The Journal of San Diego History
Spring 1981, Volume 27, Number 2

We came from Evansville, Indiana, Rosebud, Texas, Quincy, Georgia and a hundred other places.

You can find the records and the dates, how many of us there were, where we came from, and where we lived back in the early days in San Diego. But the records don’t tell you what it was like …

We were maids, cooks, bootblacks, porters, janitors, blacksmiths, waiters, nurses, gardeners, and dressmakers. We owned hotels, laundries, a mortuary, a jewelry shop, restaurants, a bakery, blacksmith shops, and we laid sidewalks for the city of San Diego. We published a newspaper, passed the county bar, started our own churches, lodges, and clubs, practiced medicine, and started the Julian gold rush.

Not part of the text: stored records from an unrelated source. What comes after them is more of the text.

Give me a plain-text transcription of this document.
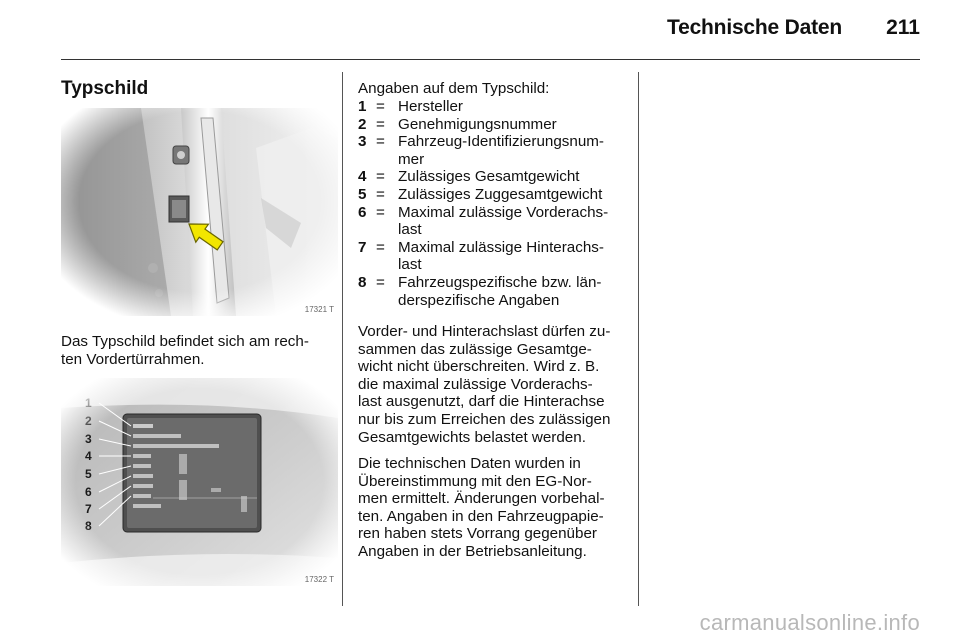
Technische Daten	211
Typschild
17321 T

Das Typschild befindet sich am rech-
ten Vordertürrahmen.

17322 T
Angaben auf dem Typschild:
1 = Hersteller
2 = Genehmigungsnummer
3 = Fahrzeug-Identifizierungsnum-
mer
4 = Zulässiges Gesamtgewicht
5 = Zulässiges Zuggesamtgewicht
6 = Maximal zulässige Vorderachs-
last
7 = Maximal zulässige Hinterachs-
last
8 = Fahrzeugspezifische bzw. län-
derspezifische Angaben

Vorder- und Hinterachslast dürfen zu-
sammen das zulässige Gesamtge-
wicht nicht überschreiten. Wird z. B.
die maximal zulässige Vorderachs-
last ausgenutzt, darf die Hinterachse
nur bis zum Erreichen des zulässigen
Gesamtgewichts belastet werden.

Die technischen Daten wurden in
Übereinstimmung mit den EG-Nor-
men ermittelt. Änderungen vorbehal-
ten. Angaben in den Fahrzeugpapie-
ren haben stets Vorrang gegenüber
Angaben in der Betriebsanleitung.

carmanualsonline.info
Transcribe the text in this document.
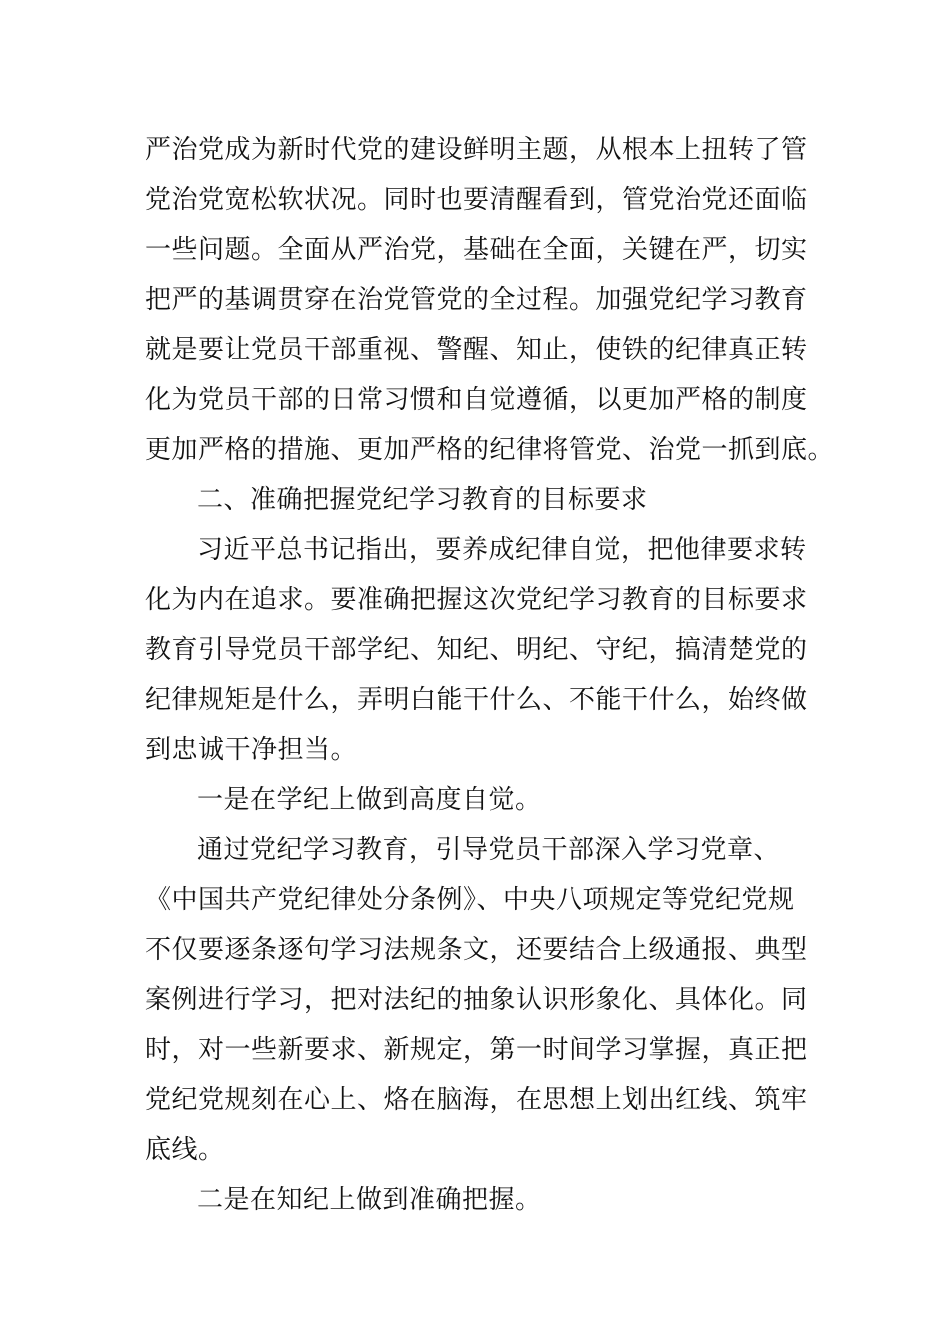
严治党成为新时代党的建设鲜明主题，从根本上扭转了管
党治党宽松软状况。同时也要清醒看到，管党治党还面临
一些问题。全面从严治党，基础在全面，关键在严，切实
把严的基调贯穿在治党管党的全过程。加强党纪学习教育
就是要让党员干部重视、警醒、知止，使铁的纪律真正转
化为党员干部的日常习惯和自觉遵循，以更加严格的制度
更加严格的措施、更加严格的纪律将管党、治党一抓到底。
二、准确把握党纪学习教育的目标要求
习近平总书记指出，要养成纪律自觉，把他律要求转
化为内在追求。要准确把握这次党纪学习教育的目标要求
教育引导党员干部学纪、知纪、明纪、守纪，搞清楚党的
纪律规矩是什么，弄明白能干什么、不能干什么，始终做
到忠诚干净担当。
一是在学纪上做到高度自觉。
通过党纪学习教育，引导党员干部深入学习党章、
《中国共产党纪律处分条例》、中央八项规定等党纪党规
不仅要逐条逐句学习法规条文，还要结合上级通报、典型
案例进行学习，把对法纪的抽象认识形象化、具体化。同
时，对一些新要求、新规定，第一时间学习掌握，真正把
党纪党规刻在心上、烙在脑海，在思想上划出红线、筑牢
底线。
二是在知纪上做到准确把握。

We can remember church meetings and how good Aunt Alice’s pomegranate jam and pound cake tasted. We remember how folks used to talk about who was “kin” and knowing just about everybody in town.

We remember the year the Sweetwater Dam broke, when the Bennington blew up in the harbor, and when the Exposition came to Balboa Park.

We remember taking the streetcar downtown to the Savoy Theatre or going out for a ride in a carriage to El Cajon.

We remember all this about San Diego back then because we were there.